Abstracts

The Dangerous Consequences of Misinterpreting SREDA Eegs

Abstract number : 3.249
Submission category : 3. Neurophysiology / 3A. Video EEG Epilepsy-Monitoring
Year : 2024
Submission ID : 349
Source : www.aesnet.org
Presentation date : 12/9/2024 12:00:00 AM
Published date :

Authors :
Presenting Author: Zhong Ying, MD, PHD – Epilepsy Center, Cleveland Clinic

Andreas V. Alexopoulos, MD – Epilepsy Center, Neurological Institute, Cleveland Clinic
Vineet Punia, MD – Cleveland Clinic

Rationale: Subclinical rhythmic electrographic discharges in adults (SREDA) are considered benign EEG patterns. It is the rarest of the normal EEG variants. These patterns, however, are often mistaken for electrographic seizures (SZs) even by epileptologists at level IV epilepsy centers. Patients with SREDA EEGs may be treated with multiple antiseizure medications (ASMs). In the extreme, these patients are diagnosed with intractable epilepsy and providers request presurgical evaluation. Here we report five such patients referred to our center for epilepsy surgery, and our evaluation demonstrated that these patients did not have seizures, but purely frequent SREDA patterns.


Methods: From 2013 to 2021, we identified 5 patients (Pts) who were referred from outside hospital (OSH) to us for epilepsy surgery evaluation because they had failed multiple (4-8) ASMs. One pt also had a Vagus Nerve Stimulation device. Their OSH EEGs reported 12-17 seizures (SZs) per day. However, our prolonged (5 to 8 days) video-EEG recorded frequent SREDA without epileptic seizures. All patients had a normal MRI. Other studies as part of presurgical evaluation such as PET, MEG or SPECT were performed.
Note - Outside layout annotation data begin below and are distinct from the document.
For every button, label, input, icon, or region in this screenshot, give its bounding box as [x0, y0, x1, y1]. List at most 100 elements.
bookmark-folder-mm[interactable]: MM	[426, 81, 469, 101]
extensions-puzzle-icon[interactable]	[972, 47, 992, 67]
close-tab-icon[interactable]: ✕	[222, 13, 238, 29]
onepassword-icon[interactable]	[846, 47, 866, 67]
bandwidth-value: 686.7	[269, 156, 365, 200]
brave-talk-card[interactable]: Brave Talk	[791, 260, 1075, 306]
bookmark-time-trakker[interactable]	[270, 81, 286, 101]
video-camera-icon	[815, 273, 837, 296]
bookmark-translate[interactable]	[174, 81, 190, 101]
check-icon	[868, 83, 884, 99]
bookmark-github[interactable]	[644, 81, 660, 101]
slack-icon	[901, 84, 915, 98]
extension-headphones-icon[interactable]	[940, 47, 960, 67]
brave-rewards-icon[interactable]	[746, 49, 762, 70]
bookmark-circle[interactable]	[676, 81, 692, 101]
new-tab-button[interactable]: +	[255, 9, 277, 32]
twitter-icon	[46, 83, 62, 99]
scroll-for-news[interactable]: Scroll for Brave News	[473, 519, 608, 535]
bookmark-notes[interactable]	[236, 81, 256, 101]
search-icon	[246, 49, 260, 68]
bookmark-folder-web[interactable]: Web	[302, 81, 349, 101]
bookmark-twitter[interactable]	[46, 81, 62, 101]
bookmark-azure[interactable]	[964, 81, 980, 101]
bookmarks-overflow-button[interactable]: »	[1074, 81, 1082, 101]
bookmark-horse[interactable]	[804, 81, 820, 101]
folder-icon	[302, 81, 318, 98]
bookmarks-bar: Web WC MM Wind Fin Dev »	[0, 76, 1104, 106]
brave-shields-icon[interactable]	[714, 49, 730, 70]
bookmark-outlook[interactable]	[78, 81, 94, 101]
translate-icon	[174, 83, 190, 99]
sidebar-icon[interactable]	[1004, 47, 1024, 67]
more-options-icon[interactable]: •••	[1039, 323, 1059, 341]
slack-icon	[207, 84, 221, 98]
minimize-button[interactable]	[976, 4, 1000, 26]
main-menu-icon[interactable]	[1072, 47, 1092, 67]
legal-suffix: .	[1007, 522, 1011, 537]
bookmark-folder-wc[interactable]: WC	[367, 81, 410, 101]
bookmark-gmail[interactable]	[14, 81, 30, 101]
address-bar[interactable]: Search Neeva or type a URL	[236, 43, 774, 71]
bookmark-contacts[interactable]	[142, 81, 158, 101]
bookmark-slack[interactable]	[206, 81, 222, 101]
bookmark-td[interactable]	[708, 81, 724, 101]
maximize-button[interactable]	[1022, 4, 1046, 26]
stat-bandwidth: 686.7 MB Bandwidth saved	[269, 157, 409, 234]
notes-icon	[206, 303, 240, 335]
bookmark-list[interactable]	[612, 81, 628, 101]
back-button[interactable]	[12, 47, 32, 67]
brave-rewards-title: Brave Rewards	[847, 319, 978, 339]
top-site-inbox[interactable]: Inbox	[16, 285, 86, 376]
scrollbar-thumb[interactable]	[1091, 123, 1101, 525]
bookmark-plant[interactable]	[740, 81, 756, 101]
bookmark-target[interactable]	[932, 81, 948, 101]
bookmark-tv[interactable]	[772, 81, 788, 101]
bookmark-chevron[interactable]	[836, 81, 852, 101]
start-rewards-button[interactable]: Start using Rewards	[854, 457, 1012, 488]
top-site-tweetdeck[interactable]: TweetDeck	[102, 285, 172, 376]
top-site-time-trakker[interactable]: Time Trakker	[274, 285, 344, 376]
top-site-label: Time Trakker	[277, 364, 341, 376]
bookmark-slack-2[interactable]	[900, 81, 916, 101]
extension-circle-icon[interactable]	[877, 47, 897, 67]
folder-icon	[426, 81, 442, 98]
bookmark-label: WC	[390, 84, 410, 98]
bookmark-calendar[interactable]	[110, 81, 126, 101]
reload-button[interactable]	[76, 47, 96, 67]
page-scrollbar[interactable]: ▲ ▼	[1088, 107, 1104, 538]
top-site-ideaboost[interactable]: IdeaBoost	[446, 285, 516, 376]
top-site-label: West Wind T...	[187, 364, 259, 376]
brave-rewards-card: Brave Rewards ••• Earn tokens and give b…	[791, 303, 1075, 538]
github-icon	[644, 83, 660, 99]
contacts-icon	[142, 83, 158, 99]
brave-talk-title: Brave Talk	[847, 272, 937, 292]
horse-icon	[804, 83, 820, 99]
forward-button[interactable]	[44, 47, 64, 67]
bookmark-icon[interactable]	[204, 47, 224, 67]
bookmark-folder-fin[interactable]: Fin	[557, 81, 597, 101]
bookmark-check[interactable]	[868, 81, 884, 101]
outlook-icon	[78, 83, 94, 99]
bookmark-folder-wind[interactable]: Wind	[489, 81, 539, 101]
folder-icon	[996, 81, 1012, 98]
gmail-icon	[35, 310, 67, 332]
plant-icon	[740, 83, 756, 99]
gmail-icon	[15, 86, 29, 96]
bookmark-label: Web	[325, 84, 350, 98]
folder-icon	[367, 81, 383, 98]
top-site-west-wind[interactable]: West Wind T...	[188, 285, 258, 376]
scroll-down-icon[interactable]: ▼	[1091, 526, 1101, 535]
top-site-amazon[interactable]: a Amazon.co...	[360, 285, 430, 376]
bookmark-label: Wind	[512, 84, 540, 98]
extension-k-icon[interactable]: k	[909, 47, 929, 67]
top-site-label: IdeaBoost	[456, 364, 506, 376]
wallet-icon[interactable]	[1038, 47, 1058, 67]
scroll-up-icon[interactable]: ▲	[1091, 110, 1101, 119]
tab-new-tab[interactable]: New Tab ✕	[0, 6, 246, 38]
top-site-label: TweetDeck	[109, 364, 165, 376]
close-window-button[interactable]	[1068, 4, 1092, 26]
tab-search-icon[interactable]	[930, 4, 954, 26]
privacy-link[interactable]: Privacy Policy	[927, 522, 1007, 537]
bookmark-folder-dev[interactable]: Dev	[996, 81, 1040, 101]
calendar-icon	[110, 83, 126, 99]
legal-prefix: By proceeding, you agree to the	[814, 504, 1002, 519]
Results: Pt#1 had non-episodic memory and spelling difficulties. OSH EEG reported 17 left temporal SZs/day. Our EEG showed frequent SREDA from left more than right temporal regions. Pt#2 had episodic symptoms of dizziness, hearing noises and staring off. OSH EEG reported 14 right temporal SZs/day. Our EEG showed frequent SREDA in the right temporal region. Pt#3 had non-episodic symptoms of waves of exhaustion and memory difficulties. OSH EEG reported frequent subclinical left temporal SZs. Our EEG showed frequent SREDA from left more than right temporal regions. PT#4 had episodic symptoms of hearing “wind in the head” and impaired speech. OSH EEG reported more than 12 SZs/day. Our EEG showed frequent SREDA from right more than left temporo-parietal regions. Pt#5 had episodic symptoms of confusion, seeing flashlights and shifted vision. OSH EEG reported 11-16 SZs/day from right posterior head region. At OSH this Pt had invasive subdural grids (SDG)-EEG where typical spells were recorded without EEG changes. When referred to us few years later, our EEG showed frequent SREDA from right more than left posterior head regions. None of these patients had interictal epileptiform discharges, and their EEGs were normal except for the expected breach rhythm and focal slowing in the right posterior head region in PT#5 due to prior craniotomy for SDG. None of these Pts had symptoms during SREDA discharges. Their typical episodic symptoms were recorded with normal EEG. Furthermore, there was no findings suggestive of a focal epilepsy in MRI & PET in all pts, MEG done in 4 pts and SPECT done in 3 pts.

Conclusions: The misinterpretation of SREDA as seizures leads to misdiagnosis of (intractable) epilepsy, causes harm by unnecessary treatment with multiple ASMs, and invasive procedures such as device implantation and invasive EEG evaluation. Furthermore, it leads to unnecessary inpatient and outpatient testing, and increases financial burdens to health care system.